Get ready Milken students, because Milken is offering a new class this year: Religion, Culture, Geography — or as it is commonly referred to, RCG II. While the course has no prerequisites, it is recommended that students take Race, Class, and Gender (RCG) prior to enrolling in the class.

It was Mr. Nick Holton, Social Science teacher’s, idea to add RCG II to the course catalog. He explained that the Social Sciences Department had been trying to push a geography and world religion course for a while now. However, their attempt to run a geography course a few years ago did not pan out, most likely because the idea of studying geography was not appealing enough to students.

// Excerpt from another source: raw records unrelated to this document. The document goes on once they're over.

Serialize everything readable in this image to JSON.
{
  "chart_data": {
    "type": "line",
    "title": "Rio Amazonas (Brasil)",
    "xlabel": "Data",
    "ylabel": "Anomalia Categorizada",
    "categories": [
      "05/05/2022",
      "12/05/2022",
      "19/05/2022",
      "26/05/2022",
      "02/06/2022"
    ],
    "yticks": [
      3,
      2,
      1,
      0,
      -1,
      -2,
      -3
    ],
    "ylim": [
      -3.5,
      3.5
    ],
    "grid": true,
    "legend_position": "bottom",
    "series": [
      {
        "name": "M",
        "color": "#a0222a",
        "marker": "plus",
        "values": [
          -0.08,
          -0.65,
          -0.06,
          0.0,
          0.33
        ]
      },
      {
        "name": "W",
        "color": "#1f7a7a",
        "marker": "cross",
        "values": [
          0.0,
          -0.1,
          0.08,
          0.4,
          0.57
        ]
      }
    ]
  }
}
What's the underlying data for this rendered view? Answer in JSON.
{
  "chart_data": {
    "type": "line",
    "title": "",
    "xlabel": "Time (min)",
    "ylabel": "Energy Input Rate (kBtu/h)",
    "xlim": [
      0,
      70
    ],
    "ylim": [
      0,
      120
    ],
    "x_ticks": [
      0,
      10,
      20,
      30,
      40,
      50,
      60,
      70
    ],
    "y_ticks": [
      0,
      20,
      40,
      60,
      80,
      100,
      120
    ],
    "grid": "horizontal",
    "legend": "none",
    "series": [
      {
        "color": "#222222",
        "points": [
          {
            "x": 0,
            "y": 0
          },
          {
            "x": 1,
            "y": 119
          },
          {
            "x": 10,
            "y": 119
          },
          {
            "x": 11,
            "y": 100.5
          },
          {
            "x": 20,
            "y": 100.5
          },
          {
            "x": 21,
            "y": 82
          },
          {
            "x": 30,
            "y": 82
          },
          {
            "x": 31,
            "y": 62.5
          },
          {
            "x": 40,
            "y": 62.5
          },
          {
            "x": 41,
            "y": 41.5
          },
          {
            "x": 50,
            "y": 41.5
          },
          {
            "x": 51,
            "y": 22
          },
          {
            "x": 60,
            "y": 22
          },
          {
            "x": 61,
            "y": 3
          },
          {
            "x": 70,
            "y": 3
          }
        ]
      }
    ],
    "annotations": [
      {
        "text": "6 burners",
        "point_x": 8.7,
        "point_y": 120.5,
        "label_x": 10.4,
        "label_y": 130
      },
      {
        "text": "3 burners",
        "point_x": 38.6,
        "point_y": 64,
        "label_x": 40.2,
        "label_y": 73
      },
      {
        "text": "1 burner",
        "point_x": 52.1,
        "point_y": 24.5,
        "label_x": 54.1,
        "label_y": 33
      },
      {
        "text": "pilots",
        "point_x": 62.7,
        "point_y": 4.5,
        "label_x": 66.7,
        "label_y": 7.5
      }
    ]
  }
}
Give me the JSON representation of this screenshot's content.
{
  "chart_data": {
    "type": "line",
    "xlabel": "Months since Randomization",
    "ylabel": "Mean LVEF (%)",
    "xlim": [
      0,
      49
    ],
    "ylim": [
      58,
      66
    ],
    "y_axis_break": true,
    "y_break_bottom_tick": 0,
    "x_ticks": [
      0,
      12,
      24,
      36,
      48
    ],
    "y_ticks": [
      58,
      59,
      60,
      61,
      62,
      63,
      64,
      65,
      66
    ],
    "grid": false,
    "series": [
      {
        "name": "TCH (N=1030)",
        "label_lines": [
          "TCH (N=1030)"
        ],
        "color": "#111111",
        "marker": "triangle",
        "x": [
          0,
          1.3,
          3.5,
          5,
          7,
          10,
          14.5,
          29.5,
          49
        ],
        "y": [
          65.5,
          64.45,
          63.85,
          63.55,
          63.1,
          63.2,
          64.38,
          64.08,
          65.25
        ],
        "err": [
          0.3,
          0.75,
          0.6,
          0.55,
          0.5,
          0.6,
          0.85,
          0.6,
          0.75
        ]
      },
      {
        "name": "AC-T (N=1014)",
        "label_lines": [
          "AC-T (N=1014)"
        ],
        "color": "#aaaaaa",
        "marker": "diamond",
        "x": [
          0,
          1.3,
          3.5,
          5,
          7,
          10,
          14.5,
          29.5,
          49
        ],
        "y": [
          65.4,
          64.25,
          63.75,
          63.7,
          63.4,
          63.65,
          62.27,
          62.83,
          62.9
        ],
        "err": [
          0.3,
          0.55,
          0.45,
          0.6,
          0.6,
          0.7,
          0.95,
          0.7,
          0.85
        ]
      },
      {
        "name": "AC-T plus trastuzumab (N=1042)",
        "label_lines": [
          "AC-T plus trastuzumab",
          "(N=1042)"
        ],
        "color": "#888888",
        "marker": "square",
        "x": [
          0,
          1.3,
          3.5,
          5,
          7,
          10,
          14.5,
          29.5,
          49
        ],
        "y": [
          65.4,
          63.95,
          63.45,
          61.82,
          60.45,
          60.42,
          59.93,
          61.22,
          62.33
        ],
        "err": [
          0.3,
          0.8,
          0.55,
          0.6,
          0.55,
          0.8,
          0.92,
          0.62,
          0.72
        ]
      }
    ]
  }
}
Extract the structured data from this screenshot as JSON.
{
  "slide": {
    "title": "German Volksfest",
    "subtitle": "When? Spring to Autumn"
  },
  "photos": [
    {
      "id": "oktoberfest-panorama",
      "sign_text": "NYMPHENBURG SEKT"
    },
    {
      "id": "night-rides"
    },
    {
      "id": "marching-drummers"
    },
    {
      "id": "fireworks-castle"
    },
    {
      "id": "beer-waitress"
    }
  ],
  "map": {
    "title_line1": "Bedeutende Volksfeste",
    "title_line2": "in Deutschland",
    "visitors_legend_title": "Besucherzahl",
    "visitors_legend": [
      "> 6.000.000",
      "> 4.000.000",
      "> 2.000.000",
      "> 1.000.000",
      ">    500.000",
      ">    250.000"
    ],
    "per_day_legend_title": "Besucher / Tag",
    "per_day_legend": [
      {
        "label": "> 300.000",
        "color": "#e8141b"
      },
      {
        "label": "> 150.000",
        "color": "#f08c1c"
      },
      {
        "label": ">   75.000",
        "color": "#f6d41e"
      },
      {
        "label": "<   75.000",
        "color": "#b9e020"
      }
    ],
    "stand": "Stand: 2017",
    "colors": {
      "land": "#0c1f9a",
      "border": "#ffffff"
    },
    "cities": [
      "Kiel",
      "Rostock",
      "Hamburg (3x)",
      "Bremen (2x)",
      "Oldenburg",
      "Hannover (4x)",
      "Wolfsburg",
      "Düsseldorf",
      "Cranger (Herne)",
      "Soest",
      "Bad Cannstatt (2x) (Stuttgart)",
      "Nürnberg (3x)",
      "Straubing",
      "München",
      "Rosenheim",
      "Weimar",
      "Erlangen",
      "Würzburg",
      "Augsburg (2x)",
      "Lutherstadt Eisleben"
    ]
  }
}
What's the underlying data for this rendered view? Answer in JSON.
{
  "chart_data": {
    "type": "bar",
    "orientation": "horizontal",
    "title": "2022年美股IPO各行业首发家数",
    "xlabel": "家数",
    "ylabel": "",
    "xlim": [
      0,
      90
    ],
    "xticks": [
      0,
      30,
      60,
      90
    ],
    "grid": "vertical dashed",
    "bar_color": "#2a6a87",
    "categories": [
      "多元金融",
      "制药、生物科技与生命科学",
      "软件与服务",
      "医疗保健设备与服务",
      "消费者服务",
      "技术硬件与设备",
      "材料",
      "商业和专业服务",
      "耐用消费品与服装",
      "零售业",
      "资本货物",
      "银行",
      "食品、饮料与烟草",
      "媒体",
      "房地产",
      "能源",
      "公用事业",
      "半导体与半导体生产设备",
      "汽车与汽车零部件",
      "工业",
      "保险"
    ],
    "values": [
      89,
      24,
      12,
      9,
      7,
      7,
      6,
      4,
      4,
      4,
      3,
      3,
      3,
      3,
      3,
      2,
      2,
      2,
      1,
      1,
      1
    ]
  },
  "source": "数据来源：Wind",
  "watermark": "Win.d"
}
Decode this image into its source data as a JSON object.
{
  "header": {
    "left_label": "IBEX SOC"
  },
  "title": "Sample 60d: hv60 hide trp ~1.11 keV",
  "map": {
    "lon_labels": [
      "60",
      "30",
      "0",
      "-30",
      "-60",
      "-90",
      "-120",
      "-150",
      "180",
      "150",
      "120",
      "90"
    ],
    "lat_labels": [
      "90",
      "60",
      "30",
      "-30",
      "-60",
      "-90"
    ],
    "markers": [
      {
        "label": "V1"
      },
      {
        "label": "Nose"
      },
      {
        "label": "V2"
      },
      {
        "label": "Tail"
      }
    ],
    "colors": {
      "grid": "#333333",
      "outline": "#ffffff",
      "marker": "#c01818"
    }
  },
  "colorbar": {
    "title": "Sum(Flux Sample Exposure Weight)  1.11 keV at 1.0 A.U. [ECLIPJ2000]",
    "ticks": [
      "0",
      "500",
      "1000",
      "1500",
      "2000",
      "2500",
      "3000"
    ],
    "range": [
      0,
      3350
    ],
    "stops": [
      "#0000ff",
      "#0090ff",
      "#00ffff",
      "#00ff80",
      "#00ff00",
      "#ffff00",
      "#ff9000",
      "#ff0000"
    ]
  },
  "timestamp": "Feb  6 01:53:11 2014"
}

Instead of merely studying maps, RCG II challenges students to analyze the development of social, economic, political, and geographical issues with global lenses.

“RCG II assumes that in order for students to discuss social issues in other countries, they need to know more about the culture, religion, and geography of those areas,” Holton explained.

The course is broken down into five parts:

The first is looking at bias narrative in maps, statistics, and the media. Bias narrative is the underlying and sometimes hidden stories or biases that the construction of statistical tables and images imply.

“For example, there is a certain bias in that the Western world is portrayed on the top of the map, ” Holton elaborated.

The second part is looking at what culture is, analyzing what meaning we take from it, and examining how it shapes our social world.

The third part is studying world religions and exploring how they shape our reality.

The fourth part is learning physical geography and completing basic map work.

Finally, the fifth part is reading various essays on global and social issues and debating them. Students will be exposed to articles with a range of topics, from colonialism to gender issues around the world.

“I honestly feel privileged to be in RCG II. It covers important topics that schools don’t often put enough emphasis on,” Megan Taban ’15 said.